Date: Tue, 18 Jul 2006 20:07:08 -0400
Reply-To: Sigurd Hermansen <HERMANS1@WESTAT.COM>
Sender: "SAS(r) Discussion" <SAS-L@LISTSERV.UGA.EDU>
From: Sigurd Hermansen <HERMANS1@WESTAT.COM>
Subject: Re: Create Table Showing Number of Observations in Each Dataset
In-Reply-To: <200607182250.k6IM7PBb025355@mailgw.cc.uga.edu>
Content-Type: text/plain; charset="us-ascii"
Paul:
Note that you have only partial queries in parentheses. SQL requires
in-line queries to follow the syntax of other SELECT queries. To make
union query syntax less confusing, I arrange all UNION queries as a
series of union'd subqueries:
proc sql noprint;
create table work.nobs_in_datasets as
select * from
((select count(*) as nobs, 'D1' as dataset from work.D1)
outer union corr
(select count(*) as nobs, 'D2' as dataset from work.D2)
outer union corr
(select count(*) as nobs, 'D3' as dataset from work.D3)
)
;
quit;
With this construct you can test all of the subqueries to see that they
work as intended.
For counts of observations in ordinary datasets (not views), one can
extract different counts (one counting deleted observations) from a
metadata table, Dictionary.tables. That does not require reading all
observations in the datasets.
Sig
-----Original Message-----
From: owner-sas-l@listserv.uga.edu [mailto:owner-sas-l@listserv.uga.edu]
On Behalf Of Paul Walker
Sent: Tuesday, July 18, 2006 6:51 PM
To: SAS-L@LISTSERV.UGA.EDU
Subject: Create Table Showing Number of Observations in Each Dataset
I would like to create a table that looks like the following:
dataset nobs
------- ---------
D1 10000
D2 12000
D3 7500
The column 'dataset' represents the name of a dataset, and nobs is the
number of observations. Suppose there are 3 datasets as indicated, D1,
D2, and D3. There are several ways to create such a table using macro
variables or dictionary tables. However, I would like to use SQL to
build this table in the following sort of way.
proc sql noprint;
create table work.nobs_in_datasets as
union a (count(*) as nobs, 'D1' as dataset from work.D1)

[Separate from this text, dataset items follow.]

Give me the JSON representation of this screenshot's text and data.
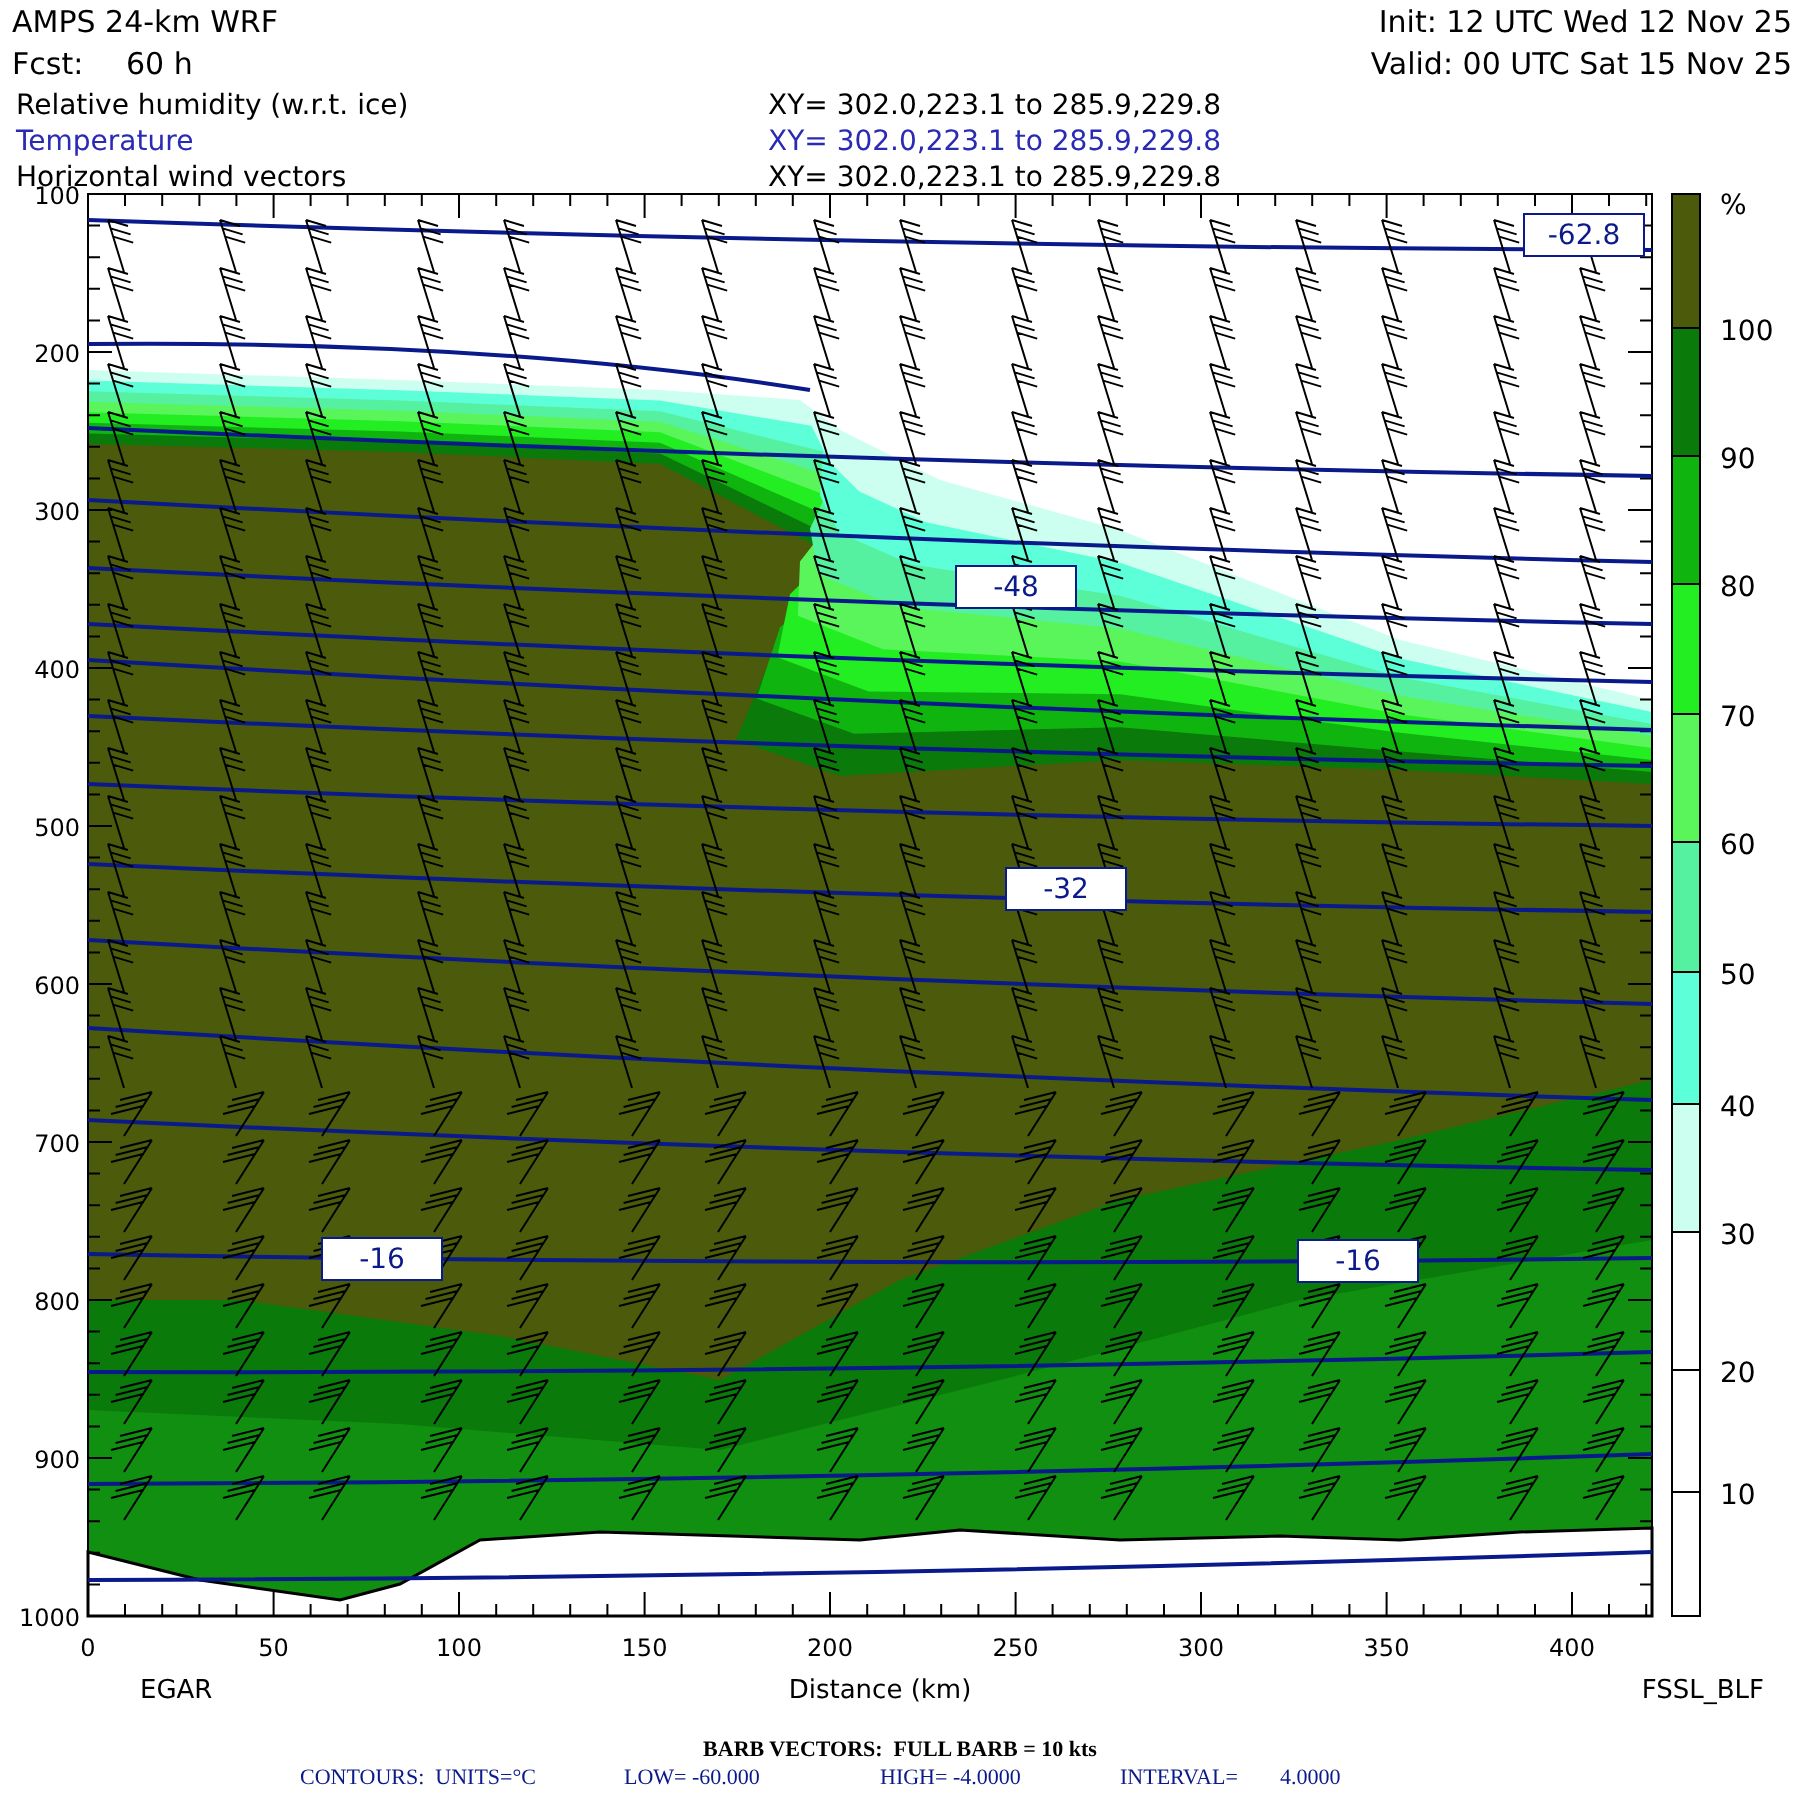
{
  "header": {
    "model": "AMPS 24-km WRF",
    "forecast_label": "Fcst:",
    "forecast_hours": "60 h",
    "init": "Init: 12 UTC Wed 12 Nov 25",
    "valid": "Valid: 00 UTC Sat 15 Nov 25"
  },
  "fields": [
    {
      "name": "Relative humidity (w.r.t. ice)",
      "range": "XY= 302.0,223.1 to 285.9,229.8",
      "color": "#000000"
    },
    {
      "name": "Temperature",
      "range": "XY= 302.0,223.1 to 285.9,229.8",
      "color": "#2a2ab4"
    },
    {
      "name": "Horizontal wind vectors",
      "range": "XY= 302.0,223.1 to 285.9,229.8",
      "color": "#000000"
    }
  ],
  "plot": {
    "y_ticks": [
      "100",
      "200",
      "300",
      "400",
      "500",
      "600",
      "700",
      "800",
      "900",
      "1000"
    ],
    "x_ticks": [
      "0",
      "50",
      "100",
      "150",
      "200",
      "250",
      "300",
      "350",
      "400"
    ],
    "xlabel": "Distance (km)",
    "start_label": "EGAR",
    "end_label": "FSSL_BLF",
    "contour_labels": [
      {
        "text": "-62.8"
      },
      {
        "text": "-48"
      },
      {
        "text": "-32"
      },
      {
        "text": "-16"
      },
      {
        "text": "-16"
      }
    ]
  },
  "colorbar": {
    "unit": "%",
    "bins": [
      {
        "color": "#4b5b0b"
      },
      {
        "color": "#0a7a0a"
      },
      {
        "color": "#0fb40f"
      },
      {
        "color": "#22ee22"
      },
      {
        "color": "#5af55a"
      },
      {
        "color": "#55f0a0"
      },
      {
        "color": "#5cffd8"
      },
      {
        "color": "#ccfff0"
      },
      {
        "color": "#ffffff"
      },
      {
        "color": "#ffffff"
      },
      {
        "color": "#ffffff"
      }
    ],
    "labels": [
      "100",
      "90",
      "80",
      "70",
      "60",
      "50",
      "40",
      "30",
      "20",
      "10"
    ]
  },
  "footer": {
    "barb_line": "BARB VECTORS:  FULL BARB = 10 kts",
    "contour_parts": [
      "CONTOURS:  UNITS=°C",
      "LOW= -60.000",
      "HIGH= -4.0000",
      "INTERVAL=",
      "4.0000"
    ]
  }
}
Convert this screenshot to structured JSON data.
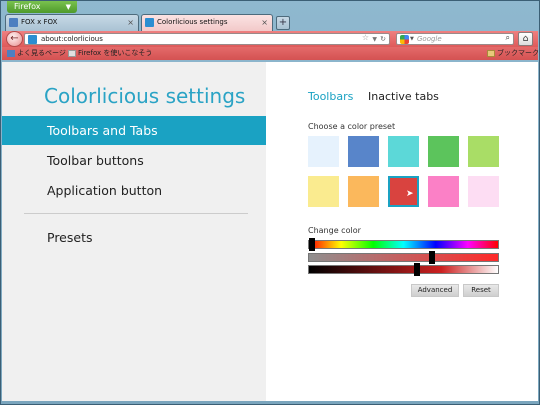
{
  "app": {
    "name": "Firefox"
  },
  "tabs": [
    {
      "title": "FOX x FOX"
    },
    {
      "title": "Colorlicious settings"
    }
  ],
  "newtab": "+",
  "nav": {
    "back": "←",
    "url": "about:colorlicious",
    "search_placeholder": "Google",
    "home": "⌂"
  },
  "bookmarks": [
    {
      "label": "よく見るページ"
    },
    {
      "label": "Firefox を使いこなそう"
    },
    {
      "label": "ブックマーク"
    }
  ],
  "sidebar": {
    "title": "Colorlicious settings",
    "items": [
      {
        "label": "Toolbars and Tabs",
        "active": true
      },
      {
        "label": "Toolbar buttons"
      },
      {
        "label": "Application button"
      },
      {
        "label": "Presets"
      }
    ]
  },
  "main": {
    "tabs": [
      {
        "label": "Toolbars",
        "active": true
      },
      {
        "label": "Inactive tabs"
      }
    ],
    "preset_label": "Choose a color preset",
    "presets": [
      {
        "color": "#e6f2fd"
      },
      {
        "color": "#5885ca"
      },
      {
        "color": "#5cd8d8"
      },
      {
        "color": "#5cc45c"
      },
      {
        "color": "#a9dd66"
      },
      {
        "color": "#faeb8f"
      },
      {
        "color": "#fbb85c"
      },
      {
        "color": "#d9433f",
        "selected": true
      },
      {
        "color": "#fb80c6"
      },
      {
        "color": "#fdddf3"
      }
    ],
    "change_color_label": "Change color",
    "sliders": {
      "hue": 0.0,
      "saturation": 0.65,
      "brightness": 0.57
    },
    "advanced_label": "Advanced",
    "reset_label": "Reset"
  },
  "colors": {
    "accent": "#1aa2c3",
    "toolbar": "#de5a5a"
  }
}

b (count(*) as nobs, 'D2' as dataset from work.D2)
c (count(*) as nobs, 'D3' as dataset from work.D3); quit;
However, I know the above code does not work and wondered if any PROC
SQL experts could help correct my syntax? The basic problem is how to
'stack' the rows of data created by the code:
count(*) as nobs, 'D1' as dataset from work.D1;
count(*) as nobs, 'D2' as dataset from work.D2;
count(*) as nobs, 'D3' as dataset from work.D3;
TIA,
-PW